Niektórzy dziennikarze zaczynają ekscytować opinię publiczną kwestią ekshumacji - uważa b. prezydent Bronisław Komorowski. Jak dodał, zastanawia się, czy nie warto byłoby zadbać o "o pewien komfort psychiczny, choćby umiarkowany, rodzin katastrofy smoleńskiej".
- Jest coś z okrucieństwa w ciągłym ekscytowaniu rodzin, które straciły swoich bliskich: czyja ręka, czyja noga. Zastanawiam się, co myślą teraz stojąc nad grobem - mówił Komorowski.
O katastrofę w Smoleńsku i ewentualny swój udział w kontrmanifestacji b. prezydent pytany był w programie "Onet Opinie". Prowadzący program Andrzej Stankiewicz pytał o to, czy Komorowski ma zamiar wesprzeć na Krakowskim Przedmieściu Władysława Frasyniuka. - Z założenia nie chadzam z żoną na demonstracje przed Pałac Prezydencki, bo pamiętamy demonstracje przeciwko nam organizowane przez PiS, gdzie padała cała masa obraźliwych dla głowy państwa, była masa aroganckich zachowań - mówił Komorowski. - Nie chcemy się rewanżować, mimo że rozumiem to ogromne zniecierpliwienie tych środowisk, które mają dosyć nadużywania sprawy smoleńskiej w celach czysto politycznych - powiedział.

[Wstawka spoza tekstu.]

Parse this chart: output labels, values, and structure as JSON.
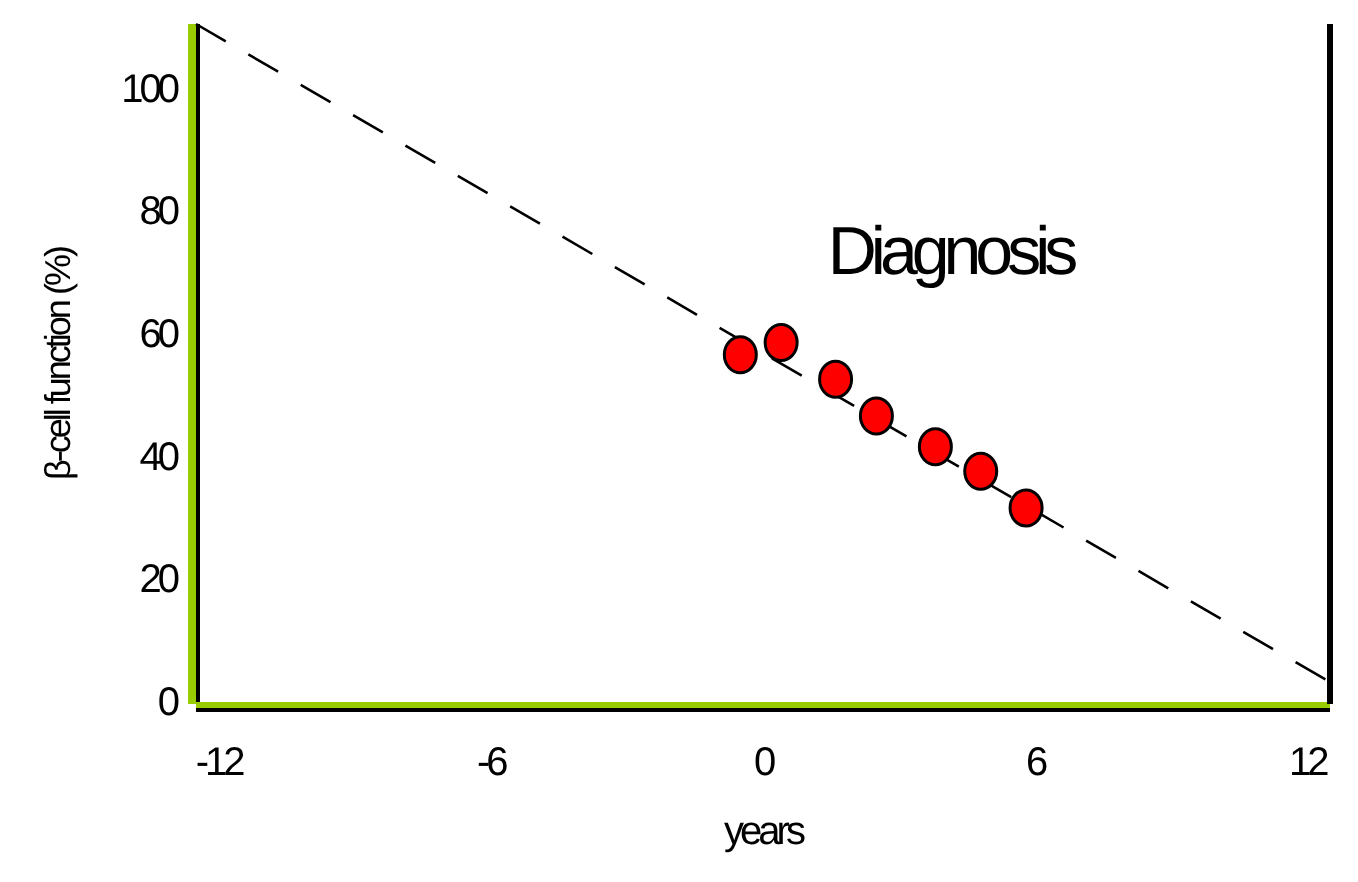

W odpowiedzi na pytanie o nieprawidłowości wykryte podczas ekshumacji ofiar katastrofy smoleńskiej prezydent powiedział: - Zastanawiam się, po co pan tak epatuje opinię publiczną tymi "kawałkami ciała". Ja nie byłem w Smoleńsku, nie widziałem tego miejsca tuż po katastrofie, widziałem później, ale rozmawiałem z wieloma ludźmi. To są rzeczy niewyobrażalne. Próba składania ciał z kawałków, ona musi prowadzić do różnego rodzaju błędów - mówił.
Zdaniem b. prezydenta "niektórzy dziennikarze zupełnie nieświadomie, a niektórzy świadomie, chcą odwrócić uwagę opinii publicznej od tych wszystkich ekscesów pisowskich, jakie dokonywano wokół katastrofy". Jako przykład wymienił oskarżenia pod jego adresem i rządu, że "dokonano zamachu", czy "wysadzono w powietrze samolot".